Judge to Preside Over Border Wall Case Two Years After Trump Attacked His Mexican Heritage

Protesters display signs during a demonstration against Donald Trump's attempted Muslim travel ban and proposed border wall on January 29, 2017, in New York City. (Photo: Doug Turetsky)Protesters display signs during a demonstration against Donald Trump’s attempted Muslim travel ban and proposed border wall on January 29, 2017, in New York City. (Photo: Doug Turetsky)

The fate of President Donald Trump’s signature agenda item, a wall along the southern US border, may be in the hands of a judge who was at the center of a controversy during Trump’s 2016 campaign.

US District Judge Gonzalo Curiel will preside over a case involving three lawsuits that challenge the Trump administration’s construction of the wall.

Two years ago, while campaigning, Trump said Curiel could not act as an impartial judge when ruling on two class action suits regarding Trump University, the president’s for-profit college, because Curiel was of Mexican heritage.

Curiel was born in the US to parents who immigrated from Mexico, and then became naturalized citizens.

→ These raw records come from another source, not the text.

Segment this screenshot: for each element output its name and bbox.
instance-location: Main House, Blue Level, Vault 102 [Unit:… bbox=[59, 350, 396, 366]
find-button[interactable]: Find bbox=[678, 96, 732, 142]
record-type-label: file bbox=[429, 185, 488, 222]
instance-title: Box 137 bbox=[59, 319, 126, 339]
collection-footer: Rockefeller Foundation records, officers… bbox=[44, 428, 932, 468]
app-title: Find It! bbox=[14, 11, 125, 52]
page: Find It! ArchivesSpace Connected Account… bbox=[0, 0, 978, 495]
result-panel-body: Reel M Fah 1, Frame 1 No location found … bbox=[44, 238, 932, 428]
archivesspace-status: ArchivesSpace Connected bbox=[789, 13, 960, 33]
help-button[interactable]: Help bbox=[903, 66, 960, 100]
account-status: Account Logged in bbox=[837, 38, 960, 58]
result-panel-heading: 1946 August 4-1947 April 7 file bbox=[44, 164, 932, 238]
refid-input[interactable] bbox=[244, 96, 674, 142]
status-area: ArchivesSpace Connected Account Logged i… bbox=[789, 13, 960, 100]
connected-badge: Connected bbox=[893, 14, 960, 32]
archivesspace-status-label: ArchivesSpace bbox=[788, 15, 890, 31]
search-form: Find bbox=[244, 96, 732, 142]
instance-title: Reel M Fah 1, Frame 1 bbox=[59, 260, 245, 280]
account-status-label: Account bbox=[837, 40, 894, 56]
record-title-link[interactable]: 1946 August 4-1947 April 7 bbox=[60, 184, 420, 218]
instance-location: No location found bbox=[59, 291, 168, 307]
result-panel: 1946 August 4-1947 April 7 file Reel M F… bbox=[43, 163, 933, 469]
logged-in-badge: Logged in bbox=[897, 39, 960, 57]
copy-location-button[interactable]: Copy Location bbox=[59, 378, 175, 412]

The judge will decide whether the Trump administration can use waivers, issued by Congress in 1996 and 2005, that have allowed the government to bypass certain laws, including environmental regulations, in the interest of border security projects. The Department of Homeland Security has already waived 37 environmental laws just for the construction of wall prototypes.

Rep. Raul Grijalva (D-Ariz.), who is party to one of the three lawsuits, argues that the waivers are out of date and never took into account a potential border wall. Other plaintiffs, including the state of California and several conservation groups, argue that the construction of a wall would harm wildlife in the area.

“Nobody is above the law. Environmental laws were enacted to protect imperiled wildlife, delicate landscapes, and the American public,” Defenders of Wildlife, one of the groups, said when the case was mounted last year.

Curiel has never publicly acknowledged the president’s remarks about his ethnicity, and Gregory Vega, a former colleague, told McClatchy that the incident “will not impact him at all. He will follow the rule of law.”

But on social media, Trump critics relished the news that Curiel will play a role in deciding whether the construction of a wall meant to keep people like his family out of the country, will move forward.